What I’ve Learned On Azure Data Factory
Azure functions can now be added as a step in Azure Data Factory (ADF). It makes it easier to synchronize data and to make trigger functions that can help data engineering. I have had to use this technology for an upcoming project and my time was misspent on Google searches, that’s why I decided to share with you what I have learned after painstakingly trying to comprehend ADF in 2 days. The tutorial will cover the specific things that I needed to implement.
TL;DR You can Ctrl + F this:
- Creating an Azure Data Factory (ADF)
- Pipelines in ADF
- Adding a new Pipeline in ADF
- Adding a Lookup block in the Pipeline
- Changing First-row only response to All in Lookup
- Adding a source dataset to a Lookup
- Adding an Azure Function block in the Pipeline
- Lookup to Azure Function Best Practice
- Connecting Azure Function in Pipeline
- Adding a ForEach block in the Pipeline
- Connecting Pipeline Blocks
- Connect a Lookup with ForEach
- Using Dynamic Contents to add Object inside Object in ADF
Creating an Azure Data Factory (ADF)
First, go to create an Azure Data Factory resource on portal.azure.com
Fill in this New data factory form to generate one:
- Fill in the name of the data factory.
- Choose the resource group, if you haven’t made one click the Create new button.
- You can connect this to a GIT repository but I prefer to configure it later, thus I unchecked the Enable GIT checkbox.
Pipelines in ADF
Adding a new Pipeline in ADF
Then open the ADF author page on adf.azure.com and add a new pipeline
To add a new pipeline click the + sign and click Pipeline.
Voila! There is your pipeline.
Adding a Lookup block in the Pipeline
There is an Activities tab on the left side of the screen, drag Lookup Activities to the center Canvas
At the bottom of the page, there are 3 tabs. Click on the Settings tab
Changing First-row only response to All in Lookup
Uncheck the First row only checkbox. The first row only will enable us to lookup the first row of data, unchecking this will allow us to get all of the data available.
Adding a source dataset to a Lookup
The next thing you have to do is to add or select a dataset. Click the New button to create a new dataset source.
Assuming that you already have pre-existing knowledge of configuring an SQL Database on Azure.

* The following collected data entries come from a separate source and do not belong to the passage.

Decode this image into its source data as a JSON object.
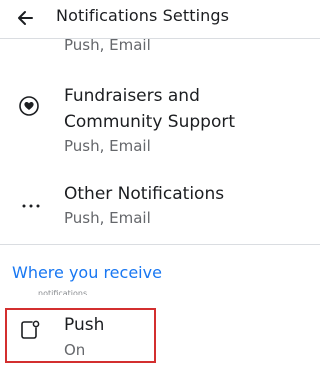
{
  "header": {
    "title": "Notifications Settings"
  },
  "rows": {
    "partial_top": {
      "secondary": "Push, Email"
    },
    "fundraisers": {
      "line1": "Fundraisers and",
      "line2": "Community Support",
      "secondary": "Push, Email",
      "icon": "heart-badge-icon"
    },
    "other": {
      "primary": "Other Notifications",
      "secondary": "Push, Email",
      "icon": "more-dots-icon"
    }
  },
  "section": {
    "title": "Where you receive",
    "subtitle": "notifications"
  },
  "push": {
    "label": "Push",
    "status": "On",
    "icon": "phone-notification-icon"
  },
  "colors": {
    "accent": "#1877f2",
    "highlight": "#d32f2f",
    "text": "#1c1e21",
    "secondary_text": "#65676b"
  }
}
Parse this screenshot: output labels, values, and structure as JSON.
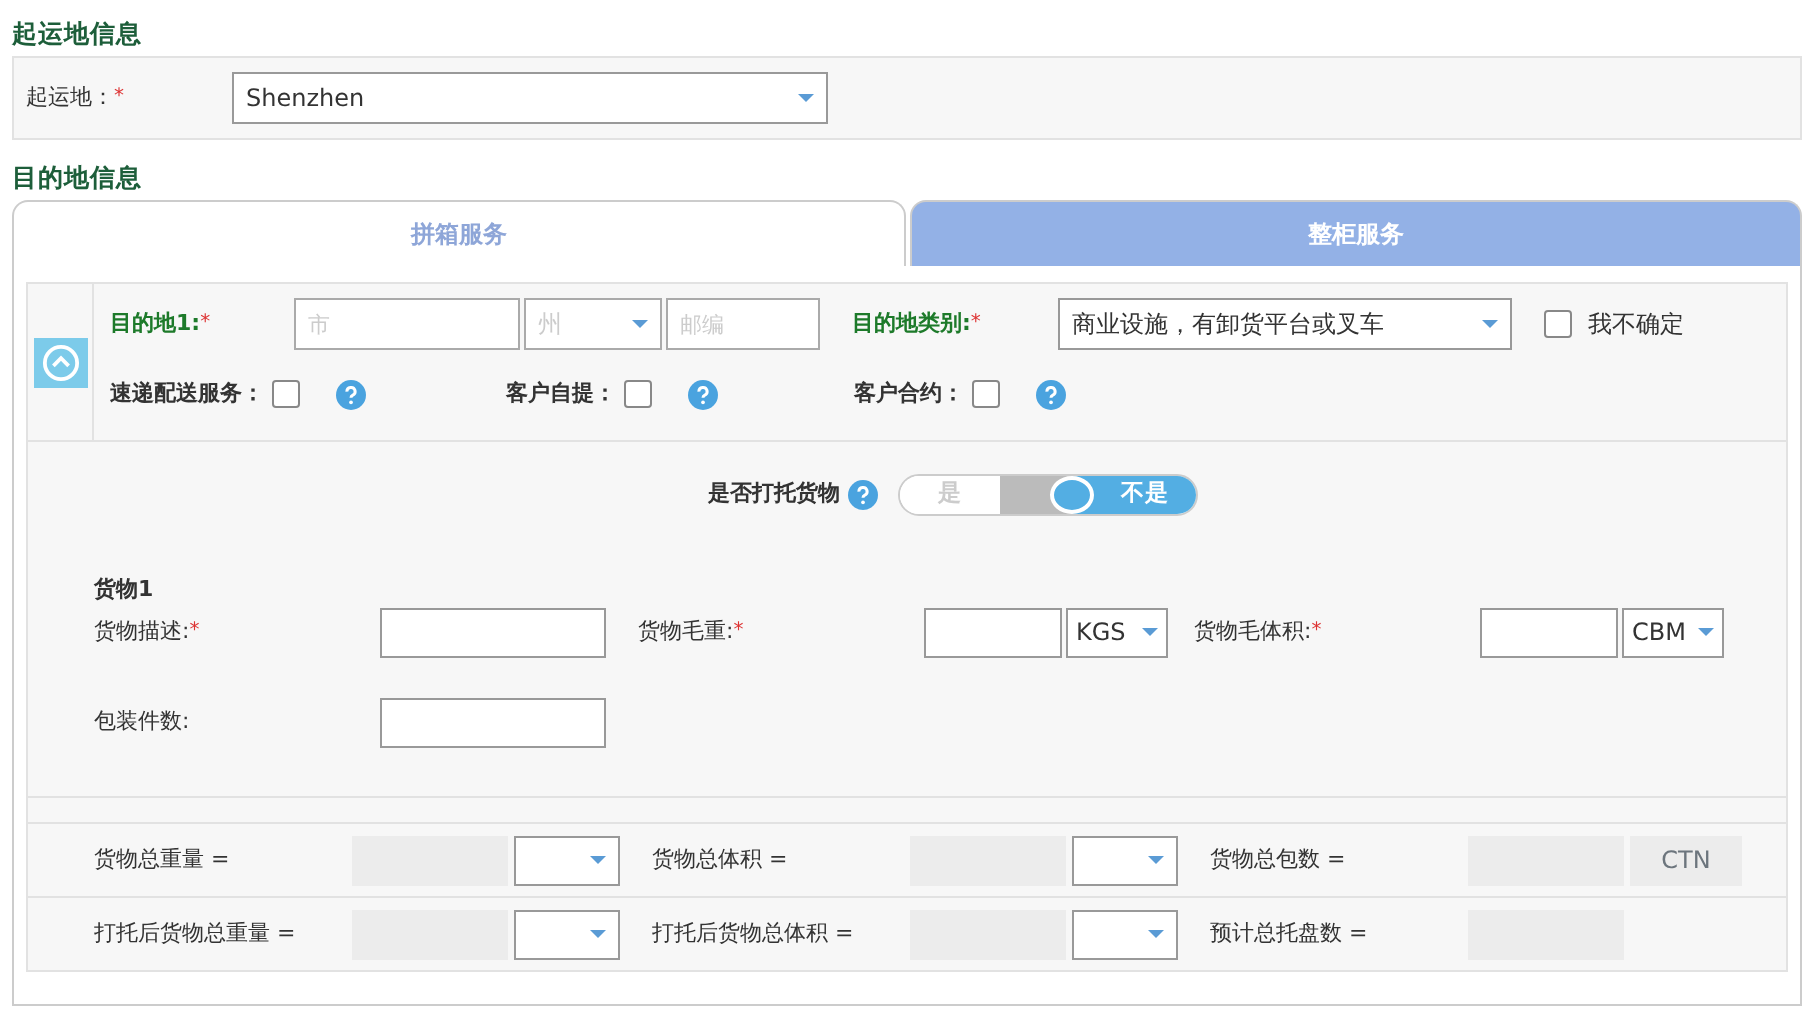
{
  "origin": {
    "heading": "起运地信息",
    "label": "起运地：",
    "required_mark": "*",
    "value": "Shenzhen"
  },
  "destination": {
    "heading": "目的地信息",
    "tabs": [
      {
        "label": "拼箱服务",
        "selected": true
      },
      {
        "label": "整柜服务",
        "selected": false
      }
    ],
    "dest1": {
      "label": "目的地1:",
      "required_mark": "*",
      "city_placeholder": "市",
      "state_placeholder": "州",
      "zip_placeholder": "邮编",
      "type_label": "目的地类别:",
      "type_required_mark": "*",
      "type_value": "商业设施，有卸货平台或叉车",
      "unsure": {
        "label": "我不确定",
        "checked": false
      }
    },
    "services": [
      {
        "label": "速递配送服务：",
        "checked": false
      },
      {
        "label": "客户自提：",
        "checked": false
      },
      {
        "label": "客户合约：",
        "checked": false
      }
    ],
    "palletized": {
      "label": "是否打托货物",
      "options": [
        {
          "label": "是",
          "selected": false
        },
        {
          "label": "不是",
          "selected": true
        }
      ]
    },
    "cargo": {
      "title": "货物1",
      "fields": [
        {
          "label": "货物描述:",
          "required_mark": "*",
          "kind": "text"
        },
        {
          "label": "货物毛重:",
          "required_mark": "*",
          "kind": "unit",
          "unit": "KGS"
        },
        {
          "label": "货物毛体积:",
          "required_mark": "*",
          "kind": "unit",
          "unit": "CBM"
        },
        {
          "label": "包装件数:",
          "kind": "text"
        }
      ]
    },
    "totals": [
      {
        "cells": [
          {
            "label": "货物总重量 =",
            "kind": "select"
          },
          {
            "label": "货物总体积 =",
            "kind": "select"
          },
          {
            "label": "货物总包数 =",
            "kind": "unit",
            "unit": "CTN"
          }
        ]
      },
      {
        "cells": [
          {
            "label": "打托后货物总重量 =",
            "kind": "select"
          },
          {
            "label": "打托后货物总体积 =",
            "kind": "select"
          },
          {
            "label": "预计总托盘数 =",
            "kind": "plain"
          }
        ]
      }
    ]
  }
}
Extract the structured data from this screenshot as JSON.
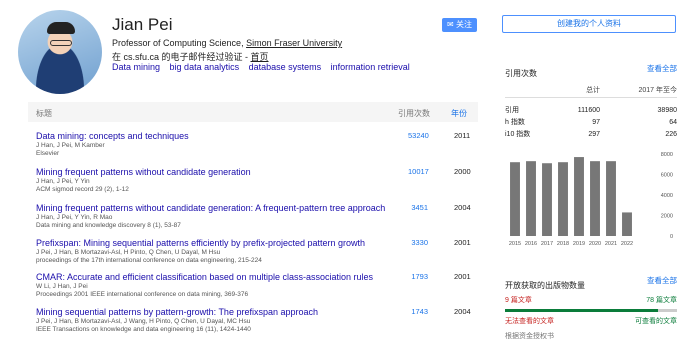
{
  "profile": {
    "name": "Jian Pei",
    "affil_prefix": "Professor of Computing Science, ",
    "affil_org": "Simon Fraser University",
    "verified_prefix": "在 cs.sfu.ca 的电子邮件经过验证 - ",
    "verified_link": "首页",
    "tags": [
      "Data mining",
      "big data analytics",
      "database systems",
      "information retrieval"
    ]
  },
  "buttons": {
    "follow": "关注",
    "create_profile": "创建我的个人资料"
  },
  "table": {
    "col_title": "标题",
    "col_cited": "引用次数",
    "col_year": "年份"
  },
  "articles": [
    {
      "title": "Data mining: concepts and techniques",
      "authors": "J Han, J Pei, M Kamber",
      "venue": "Elsevier",
      "cited": "53240",
      "year": "2011"
    },
    {
      "title": "Mining frequent patterns without candidate generation",
      "authors": "J Han, J Pei, Y Yin",
      "venue": "ACM sigmod record 29 (2), 1-12",
      "cited": "10017",
      "year": "2000"
    },
    {
      "title": "Mining frequent patterns without candidate generation: A frequent-pattern tree approach",
      "authors": "J Han, J Pei, Y Yin, R Mao",
      "venue": "Data mining and knowledge discovery 8 (1), 53-87",
      "cited": "3451",
      "year": "2004"
    },
    {
      "title": "Prefixspan: Mining sequential patterns efficiently by prefix-projected pattern growth",
      "authors": "J Pei, J Han, B Mortazavi-Asl, H Pinto, Q Chen, U Dayal, M Hsu",
      "venue": "proceedings of the 17th international conference on data engineering, 215-224",
      "cited": "3330",
      "year": "2001"
    },
    {
      "title": "CMAR: Accurate and efficient classification based on multiple class-association rules",
      "authors": "W Li, J Han, J Pei",
      "venue": "Proceedings 2001 IEEE international conference on data mining, 369-376",
      "cited": "1793",
      "year": "2001"
    },
    {
      "title": "Mining sequential patterns by pattern-growth: The prefixspan approach",
      "authors": "J Pei, J Han, B Mortazavi-Asl, J Wang, H Pinto, Q Chen, U Dayal, MC Hsu",
      "venue": "IEEE Transactions on knowledge and data engineering 16 (11), 1424-1440",
      "cited": "1743",
      "year": "2004"
    }
  ],
  "citations": {
    "title": "引用次数",
    "view_all": "查看全部",
    "col_all": "总计",
    "col_since": "2017 年至今",
    "rows": [
      {
        "label": "引用",
        "all": "111600",
        "since": "38980"
      },
      {
        "label": "h 指数",
        "all": "97",
        "since": "64"
      },
      {
        "label": "i10 指数",
        "all": "297",
        "since": "226"
      }
    ]
  },
  "chart_data": {
    "type": "bar",
    "categories": [
      "2015",
      "2016",
      "2017",
      "2018",
      "2019",
      "2020",
      "2021",
      "2022"
    ],
    "values": [
      7200,
      7300,
      7100,
      7200,
      7700,
      7300,
      7300,
      2300
    ],
    "ylim": [
      0,
      8000
    ],
    "yticks": [
      "8000",
      "6000",
      "4000",
      "2000",
      "0"
    ],
    "bar_color": "#777777"
  },
  "open_access": {
    "title": "开放获取的出版物数量",
    "view_all": "查看全部",
    "unavailable": "9 篇文章",
    "available": "78 篇文章",
    "unavailable_label": "无法查看的文章",
    "available_label": "可查看的文章",
    "mandate": "根据资金授权书",
    "unavailable_color": "#c5221f",
    "available_color": "#0a7c3a"
  }
}
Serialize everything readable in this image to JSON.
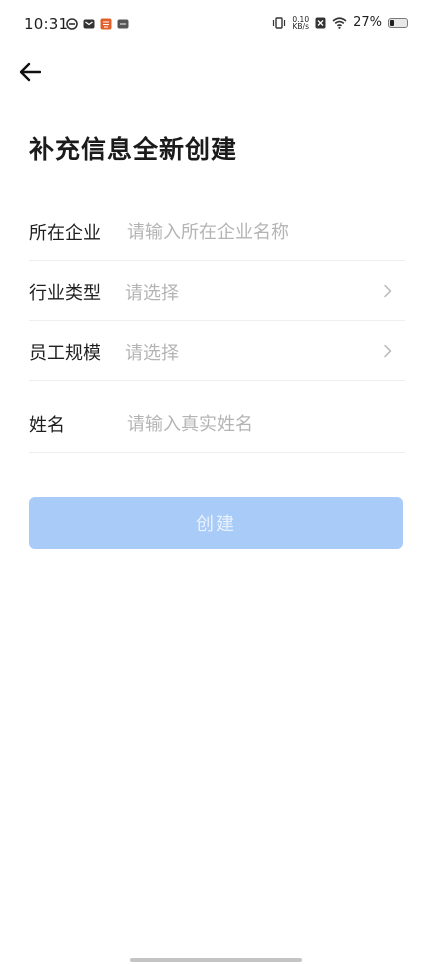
{
  "status_bar": {
    "time": "10:31",
    "net_speed_value": "0.10",
    "net_speed_unit": "KB/s",
    "battery_percent": "27%",
    "battery_level": 0.27,
    "icons": [
      "sync-icon",
      "mail-icon",
      "app-badge-icon",
      "app-icon",
      "vibrate-icon",
      "no-sim-icon",
      "wifi-icon",
      "battery-icon"
    ]
  },
  "header": {
    "back_icon": "arrow-left-icon"
  },
  "page": {
    "title": "补充信息全新创建"
  },
  "form": {
    "company": {
      "label": "所在企业",
      "placeholder": "请输入所在企业名称"
    },
    "industry": {
      "label": "行业类型",
      "placeholder": "请选择"
    },
    "staff_size": {
      "label": "员工规模",
      "placeholder": "请选择"
    },
    "name": {
      "label": "姓名",
      "placeholder": "请输入真实姓名"
    }
  },
  "actions": {
    "create_label": "创建"
  },
  "colors": {
    "button_disabled_bg": "#a9cbf7",
    "button_disabled_text": "#eaf2fd",
    "placeholder": "#b4b4b4",
    "divider": "#efefef"
  }
}
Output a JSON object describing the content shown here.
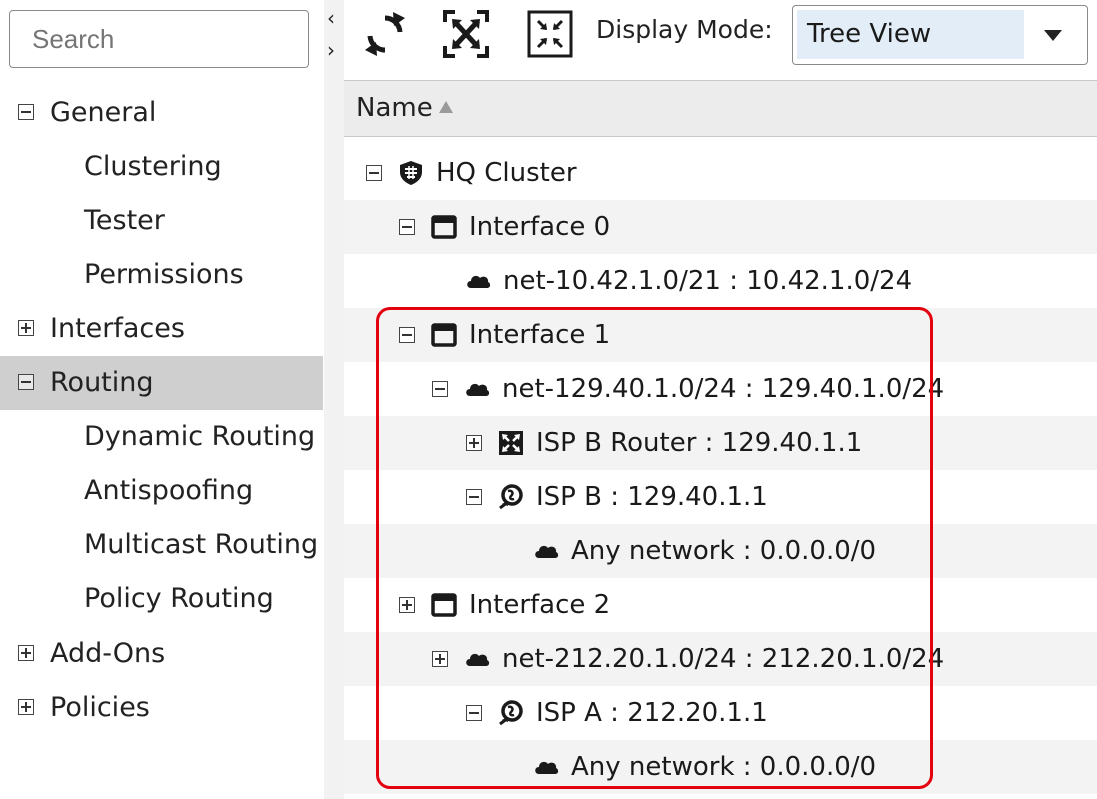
{
  "sidebar": {
    "search_placeholder": "Search",
    "items": [
      {
        "label": "General",
        "toggle": "minus"
      },
      {
        "label": "Clustering"
      },
      {
        "label": "Tester"
      },
      {
        "label": "Permissions"
      },
      {
        "label": "Interfaces",
        "toggle": "plus"
      },
      {
        "label": "Routing",
        "toggle": "minus",
        "selected": true
      },
      {
        "label": "Dynamic Routing"
      },
      {
        "label": "Antispoofing"
      },
      {
        "label": "Multicast Routing"
      },
      {
        "label": "Policy Routing"
      },
      {
        "label": "Add-Ons",
        "toggle": "plus"
      },
      {
        "label": "Policies",
        "toggle": "plus"
      }
    ]
  },
  "toolbar": {
    "collapse_arrows": [
      "‹",
      "›"
    ],
    "refresh_icon": "refresh-icon",
    "expand_icon": "expand-all-icon",
    "collapse_icon": "collapse-all-icon",
    "display_mode_label": "Display Mode:",
    "display_mode_value": "Tree View"
  },
  "table": {
    "column_name": "Name",
    "rows": [
      {
        "label": "HQ Cluster",
        "toggle": "minus",
        "icon": "cluster-shield-icon"
      },
      {
        "label": "Interface 0",
        "toggle": "minus",
        "icon": "interface-icon"
      },
      {
        "label": "net-10.42.1.0/21 : 10.42.1.0/24",
        "icon": "network-cloud-icon"
      },
      {
        "label": "Interface 1",
        "toggle": "minus",
        "icon": "interface-icon"
      },
      {
        "label": "net-129.40.1.0/24 : 129.40.1.0/24",
        "toggle": "minus",
        "icon": "network-cloud-icon"
      },
      {
        "label": "ISP B Router : 129.40.1.1",
        "toggle": "plus",
        "icon": "router-icon"
      },
      {
        "label": "ISP B : 129.40.1.1",
        "toggle": "minus",
        "icon": "isp-globe-icon"
      },
      {
        "label": "Any network : 0.0.0.0/0",
        "icon": "network-cloud-icon"
      },
      {
        "label": "Interface 2",
        "toggle": "plus",
        "icon": "interface-icon"
      },
      {
        "label": "net-212.20.1.0/24 : 212.20.1.0/24",
        "toggle": "plus",
        "icon": "network-cloud-icon"
      },
      {
        "label": "ISP A : 212.20.1.1",
        "toggle": "minus",
        "icon": "isp-globe-icon"
      },
      {
        "label": "Any network : 0.0.0.0/0",
        "icon": "network-cloud-icon"
      }
    ]
  },
  "colors": {
    "highlight": "#e3000f",
    "selected_row": "#cfcfcf",
    "dropdown_value_bg": "#e2edf7"
  }
}
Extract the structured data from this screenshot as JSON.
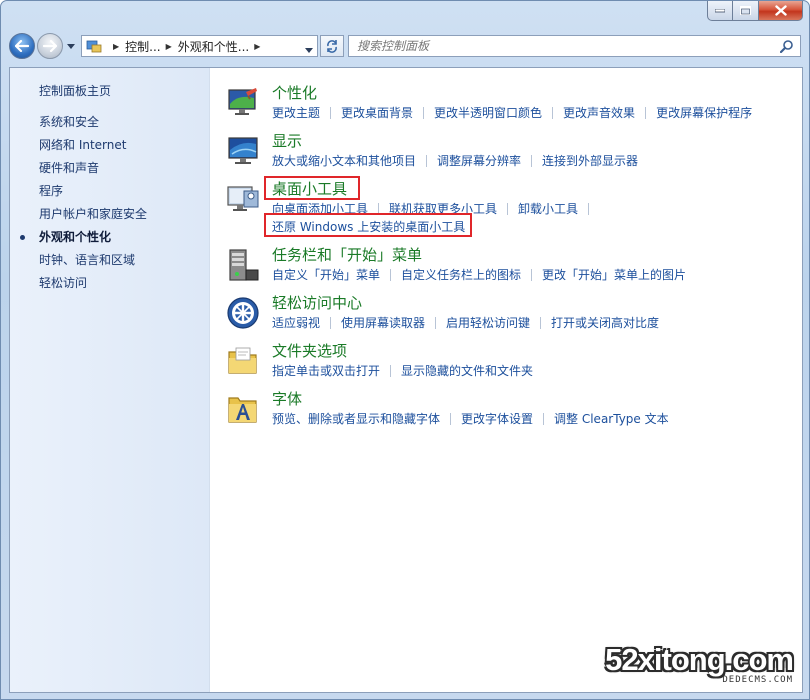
{
  "window": {
    "nav": {
      "breadcrumb": [
        "控制...",
        "外观和个性..."
      ],
      "search_placeholder": "搜索控制面板"
    }
  },
  "sidebar": {
    "home": "控制面板主页",
    "items": [
      {
        "label": "系统和安全"
      },
      {
        "label": "网络和 Internet"
      },
      {
        "label": "硬件和声音"
      },
      {
        "label": "程序"
      },
      {
        "label": "用户帐户和家庭安全"
      },
      {
        "label": "外观和个性化",
        "active": true
      },
      {
        "label": "时钟、语言和区域"
      },
      {
        "label": "轻松访问"
      }
    ]
  },
  "categories": [
    {
      "title": "个性化",
      "icon": "personalization-icon",
      "links": [
        "更改主题",
        "更改桌面背景",
        "更改半透明窗口颜色",
        "更改声音效果",
        "更改屏幕保护程序"
      ]
    },
    {
      "title": "显示",
      "icon": "display-icon",
      "links": [
        "放大或缩小文本和其他项目",
        "调整屏幕分辨率",
        "连接到外部显示器"
      ]
    },
    {
      "title": "桌面小工具",
      "icon": "gadgets-icon",
      "links": [
        "向桌面添加小工具",
        "联机获取更多小工具",
        "卸载小工具"
      ],
      "links2": [
        "还原 Windows 上安装的桌面小工具"
      ]
    },
    {
      "title": "任务栏和「开始」菜单",
      "icon": "taskbar-icon",
      "links": [
        "自定义「开始」菜单",
        "自定义任务栏上的图标",
        "更改「开始」菜单上的图片"
      ]
    },
    {
      "title": "轻松访问中心",
      "icon": "ease-of-access-icon",
      "links": [
        "适应弱视",
        "使用屏幕读取器",
        "启用轻松访问键",
        "打开或关闭高对比度"
      ]
    },
    {
      "title": "文件夹选项",
      "icon": "folder-options-icon",
      "links": [
        "指定单击或双击打开",
        "显示隐藏的文件和文件夹"
      ]
    },
    {
      "title": "字体",
      "icon": "fonts-icon",
      "links": [
        "预览、删除或者显示和隐藏字体",
        "更改字体设置",
        "调整 ClearType 文本"
      ]
    }
  ],
  "watermark": {
    "main": "52xitong.com",
    "sub": "DEDECMS.COM"
  },
  "colors": {
    "category_title": "#1a7a27",
    "link": "#1c4f9c",
    "highlight_box": "#e0262a"
  }
}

For this tutorial, we will be using an Azure SQL Database for simplicity’s sake. Click Continue.
The pipeline requires a dataset to be processed. Even though in this tutorial we are connecting to an Azure SQL Database it is also possible to connect to different databases like Postgres, MySQL, MariaDB, etc.
Then click New to add a new Linked service. Linked service is used to sync the Lookup action to a database table.
An Azure subscription is required. Choose the subscription you want to use and choose the server name. In my regard, I chose the Azure SQL Server I had and the TrainingFunctions database.
Assuming you have filled in the form, click Create to connect to a database of your choosing. With this done, all we have to do is to change the Source Dataset directly at the Settings tab.
The last thing to do is to determine what kind of action you would like your lookup to do, in my case I want it to select from a table called Attachments.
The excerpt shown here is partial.